Moisan was later captured by the Germans and as a Prisoner of War endured a 32-day forced march across Germany into Austria. Moisan suffered frozen feet and his weight dropped from 185 pounds to just 95 pounds.

When he was discharged in December 1945, his feet were so tender that he was unable to cope with the infield work required around first base, his normal position, but still wanted to pursue a career in professional baseball and tried his hand at pitching. An army buddy and minor league ballplayer, Clarence "Soddy" Groat, suggested he tryout for the Lockport Cubs of the Class D PONY League. The bespectacled right-hander was assigned by Lockport after a couple of good outings in intra-squad games. "He has a beautiful change of pace and a nice breaking curve," said Lockport manager, Jimmy Moody, following a pre-season intra-squad game in April 1946. "Another thing I like about
him is his very deceptive movement just before he throws."

Moisan threw well for the Lockport team. In 27 outings he was 8-10 with a 3.31 ERA. On July 29, 1946, Moisan learned that he had been sold by Lockport to the Chicago Cubs. In his last appearance for Lockport that evening before leaving to report to Shelby in the Class B Tri-State League, he came in in relief and pitched 7 and two-thirds innings in an 11-inning game against the Hornell Pirates, allowing just one run and winning the game with a towering triple to deep-right center brought the crowd to its feet.

Moisan was 7-2 with the Shelby Cubs for the remainder of 1946, and pitched for the Macon Peaches of the Class A South Atlantic League in 1947, posting an 11-15 record. In 1948, he threw a handful of games for the Pacific Coast League's Los Angeles Angels and also pitched for the Nashville Vols of the Class A1 Southern Association and the Des Moines Bruins of the Class A Western League.

He spent 1950 with the Springfield Cubs of the Class AAA International League, where he was 12-9, and returned to the Loas Angeles Angels in 1951. Following a 10-8 season with the Angels in 1951, a 16-12 record in 1952, and a 10-11 record in 1953, Moisan, primarily a knuckleball pitcher, joined the Chicago Cubs and made his major league debut on September 25, 1953, against the Cardinals. Aged 28, he made three appearances for the Cubs that year, which would prove to be the full extent of his major league career.

Moisan was back with the Los Angeles Angels in 1954, and ended his career in 1955 with the Charleston Senators of the Class AAA Amrican Association and the Shreveport Sports of the Class AA Texas League.

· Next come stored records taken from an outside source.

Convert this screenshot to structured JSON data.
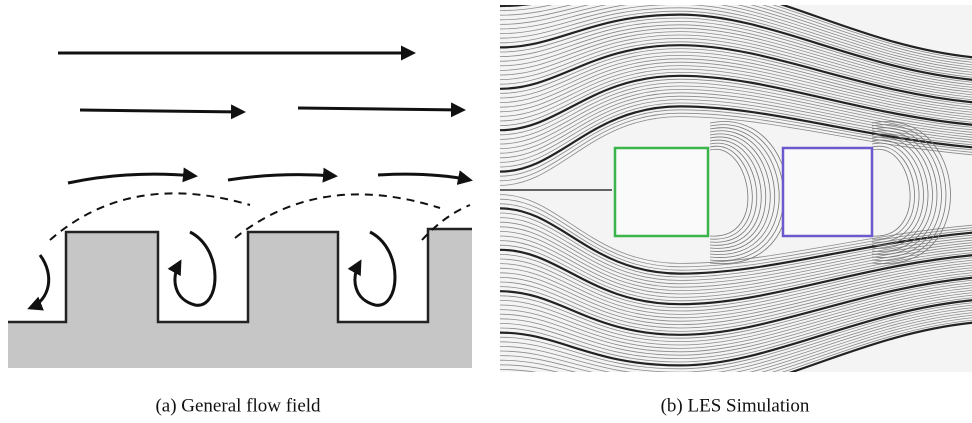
{
  "figure": {
    "panels": [
      {
        "caption": "(a) General flow field"
      },
      {
        "caption": "(b) LES Simulation"
      }
    ]
  }
}
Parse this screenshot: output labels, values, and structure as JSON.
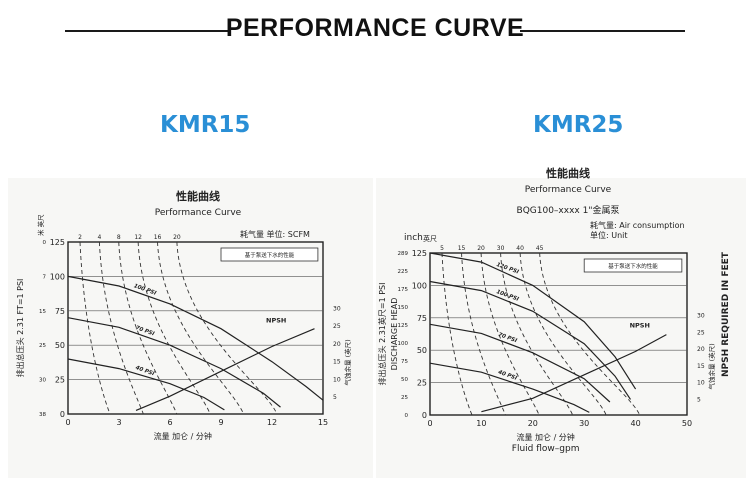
{
  "header": {
    "title": "PERFORMANCE CURVE"
  },
  "colors": {
    "accent": "#2a8fd6",
    "ink": "#222222",
    "chart_bg": "#f7f7f5"
  },
  "chart_data": [
    {
      "type": "line",
      "model": "KMR15",
      "title_cn": "性能曲线",
      "title": "Performance Curve",
      "air_label": "耗气量   单位: SCFM",
      "air_values": [
        "2",
        "4",
        "8",
        "12",
        "16",
        "20"
      ],
      "legend_box": "基于泵送下水的性能",
      "y_unit_cn": "米 英尺",
      "ylabel_cn": "排出总压头 2.31 FT=1 PSI",
      "y_left": {
        "min": 0,
        "max": 125,
        "ticks": [
          0,
          25,
          50,
          75,
          100,
          125
        ]
      },
      "y_left_m": [
        "0",
        "7",
        "15",
        "25",
        "30",
        "38"
      ],
      "x": {
        "min": 0,
        "max": 15,
        "ticks": [
          0,
          3,
          6,
          9,
          12,
          15
        ]
      },
      "xlabel_cn": "流量 加仑 / 分钟",
      "y_right": {
        "min": 0,
        "max": 30,
        "ticks": [
          5,
          10,
          15,
          20,
          25,
          30
        ],
        "label_cn": "气蚀余量 (英尺)"
      },
      "series": [
        {
          "name": "100 PSI",
          "points": [
            [
              0,
              100
            ],
            [
              3,
              93
            ],
            [
              6,
              80
            ],
            [
              9,
              62
            ],
            [
              12,
              38
            ],
            [
              14,
              20
            ],
            [
              15,
              10
            ]
          ]
        },
        {
          "name": "70 PSI",
          "points": [
            [
              0,
              70
            ],
            [
              3,
              63
            ],
            [
              6,
              50
            ],
            [
              9,
              33
            ],
            [
              11.5,
              15
            ],
            [
              12.5,
              5
            ]
          ]
        },
        {
          "name": "40 PSI",
          "points": [
            [
              0,
              40
            ],
            [
              3,
              33
            ],
            [
              6,
              22
            ],
            [
              8,
              12
            ],
            [
              9.2,
              3
            ]
          ]
        }
      ],
      "npsh": {
        "name": "NPSH",
        "points": [
          [
            4,
            1
          ],
          [
            6,
            5
          ],
          [
            9,
            12
          ],
          [
            12,
            19
          ],
          [
            14.5,
            24
          ]
        ]
      }
    },
    {
      "type": "line",
      "model": "KMR25",
      "title_cn": "性能曲线",
      "title": "Performance Curve",
      "subtitle": "BQG100–xxxx 1\"金属泵",
      "air_label": "耗气量:  Air consumption",
      "unit_label": "单位:   Unit",
      "air_values": [
        "5",
        "15",
        "20",
        "30",
        "40",
        "45"
      ],
      "legend_box": "基于泵送下水的性能",
      "y_unit": "inch",
      "y_unit_cn": "英尺",
      "ylabel_cn": "排出总压头 2.31英尺=1 PSI",
      "ylabel": "DISCHARGE HEAD",
      "y_left": {
        "min": 0,
        "max": 125,
        "ticks": [
          0,
          25,
          50,
          75,
          100,
          125
        ]
      },
      "y_left_m": [
        "289",
        "225",
        "175",
        "150",
        "125",
        "100",
        "75",
        "50",
        "25",
        "0"
      ],
      "x": {
        "min": 0,
        "max": 50,
        "ticks": [
          0,
          10,
          20,
          30,
          40,
          50
        ]
      },
      "xlabel_cn": "流量 加仑 / 分钟",
      "xlabel": "Fluid flow–gpm",
      "y_right": {
        "min": 0,
        "max": 30,
        "ticks": [
          5,
          10,
          15,
          20,
          25,
          30
        ],
        "label_cn": "气蚀余量 (英尺)"
      },
      "right_label": "NPSH REQUIRED IN FEET",
      "series": [
        {
          "name": "120 PSI",
          "points": [
            [
              0,
              125
            ],
            [
              10,
              118
            ],
            [
              20,
              100
            ],
            [
              30,
              72
            ],
            [
              36,
              45
            ],
            [
              40,
              20
            ]
          ]
        },
        {
          "name": "100 PSI",
          "points": [
            [
              0,
              103
            ],
            [
              10,
              96
            ],
            [
              20,
              80
            ],
            [
              30,
              55
            ],
            [
              36,
              30
            ],
            [
              39,
              12
            ]
          ]
        },
        {
          "name": "70 PSI",
          "points": [
            [
              0,
              70
            ],
            [
              10,
              63
            ],
            [
              20,
              48
            ],
            [
              30,
              28
            ],
            [
              35,
              10
            ]
          ]
        },
        {
          "name": "40 PSI",
          "points": [
            [
              0,
              40
            ],
            [
              10,
              33
            ],
            [
              20,
              20
            ],
            [
              28,
              8
            ],
            [
              31,
              2
            ]
          ]
        }
      ],
      "npsh": {
        "name": "NPSH",
        "points": [
          [
            10,
            1
          ],
          [
            20,
            5
          ],
          [
            30,
            12
          ],
          [
            40,
            19
          ],
          [
            46,
            24
          ]
        ]
      }
    }
  ]
}
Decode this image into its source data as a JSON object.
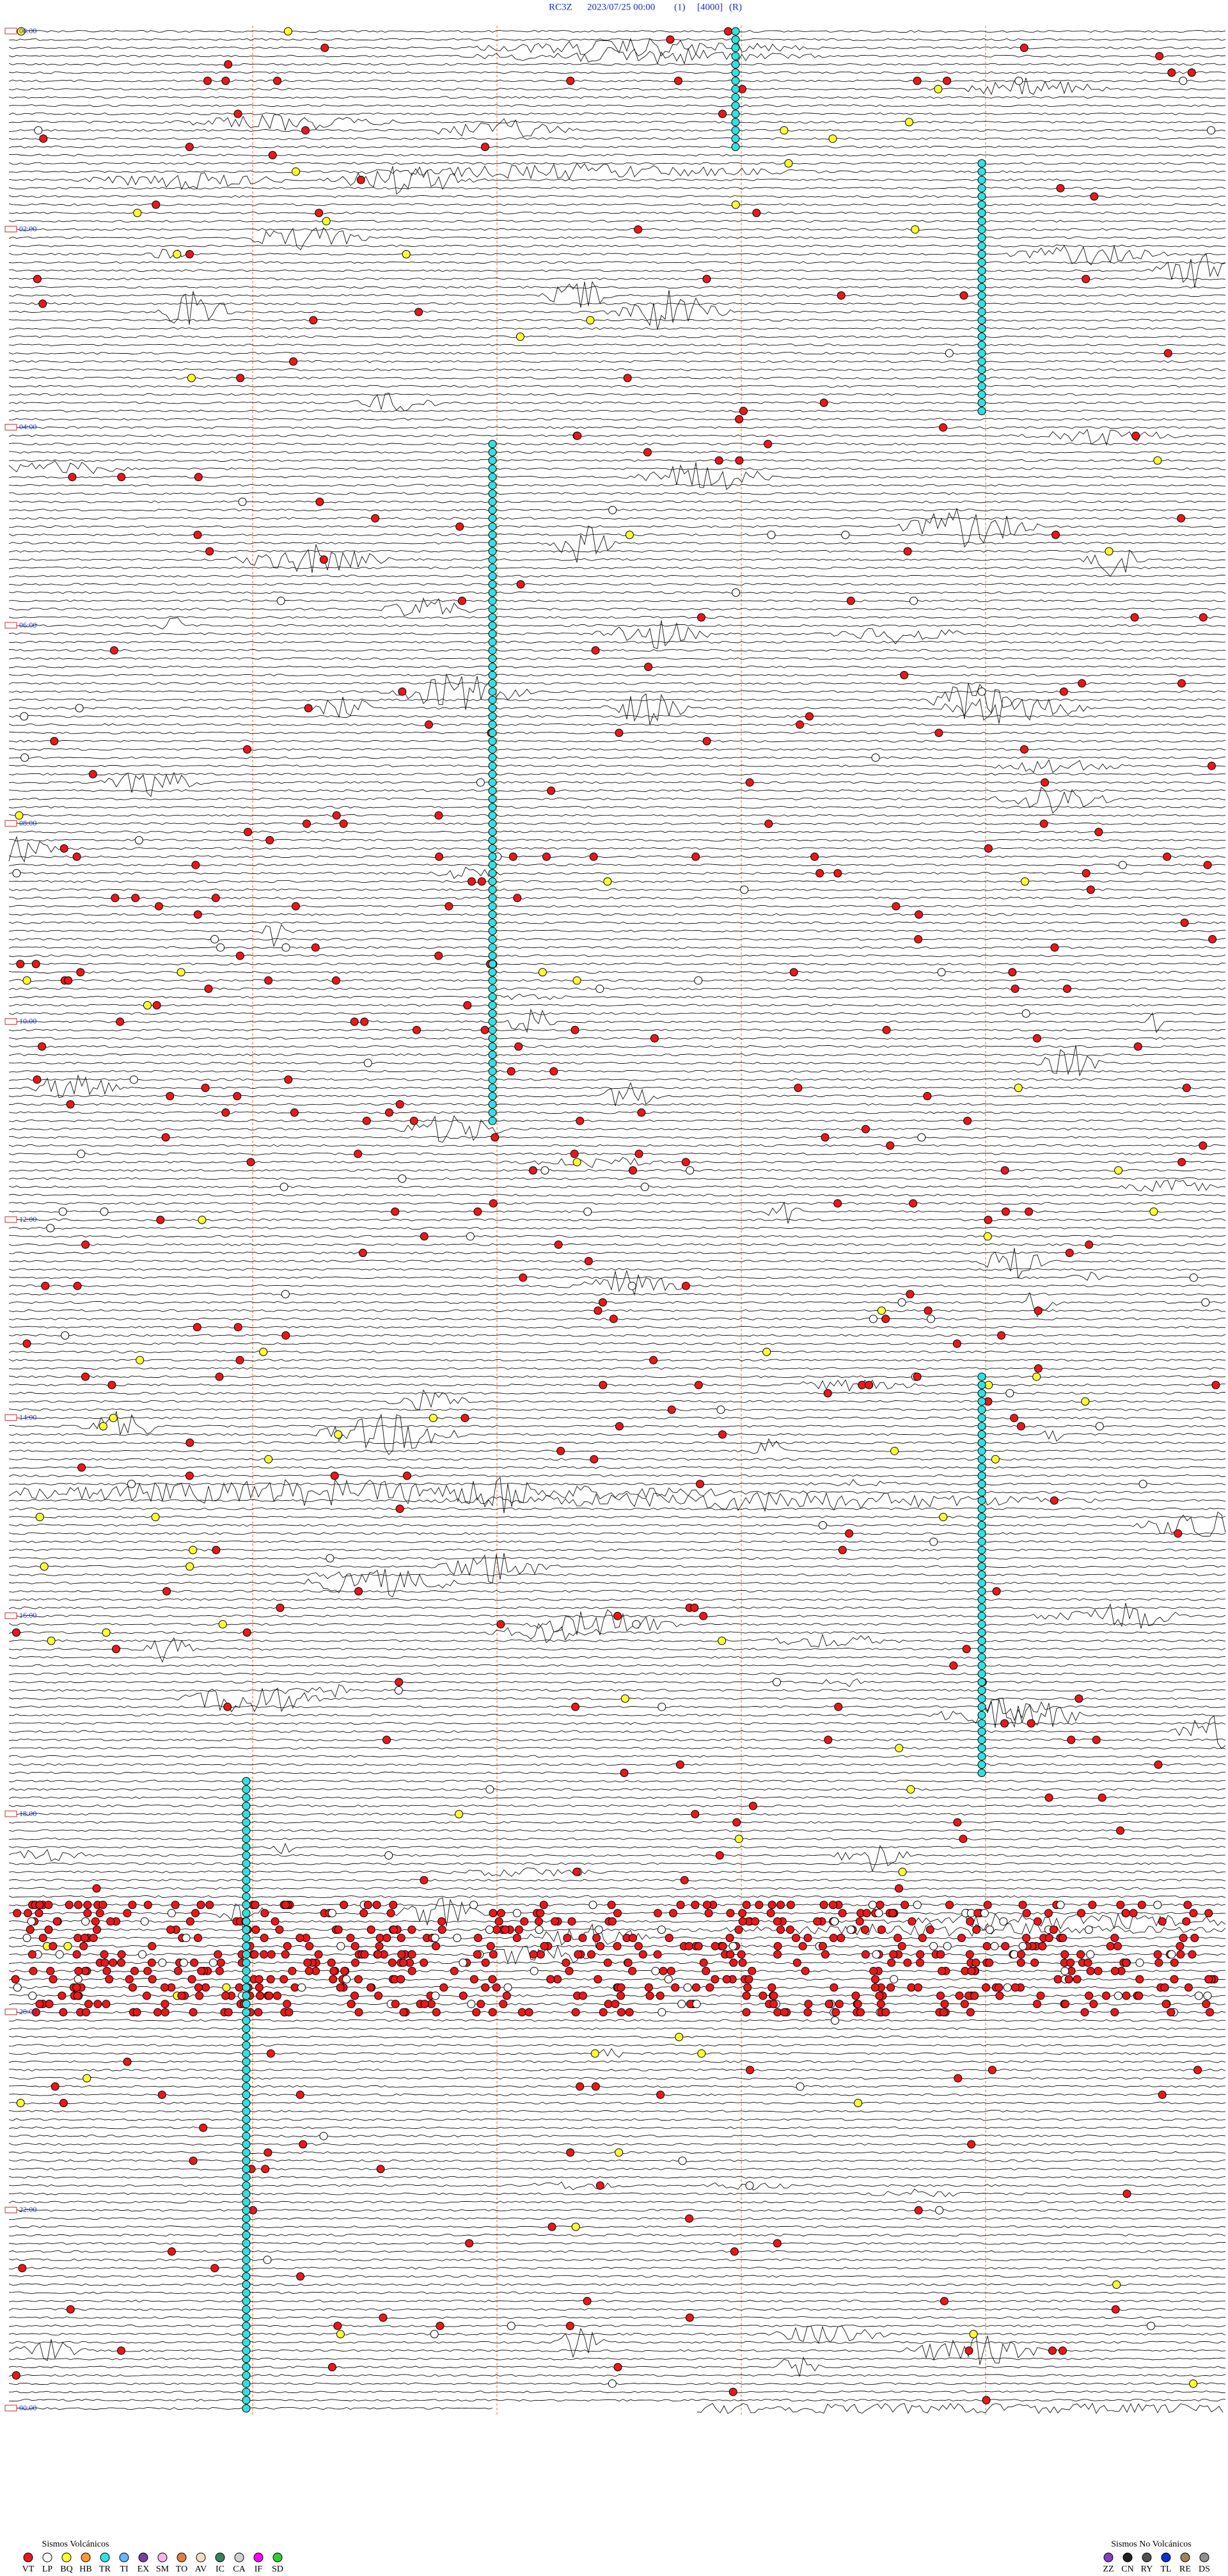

He remained involved with baseball, coaching teams near his home in New Hampshire for a number of years, and worked as a manager at the Portsmouth Naval Shipyard in New Hampshire, retiring in 1985.

Bill Moisan died April 9, 2010, at Rockingham County Nursing Home in Brentwood, New Hampshire. He was 86 years old and is buried at Willow Grove Cemetery, Newton, New Hampshire.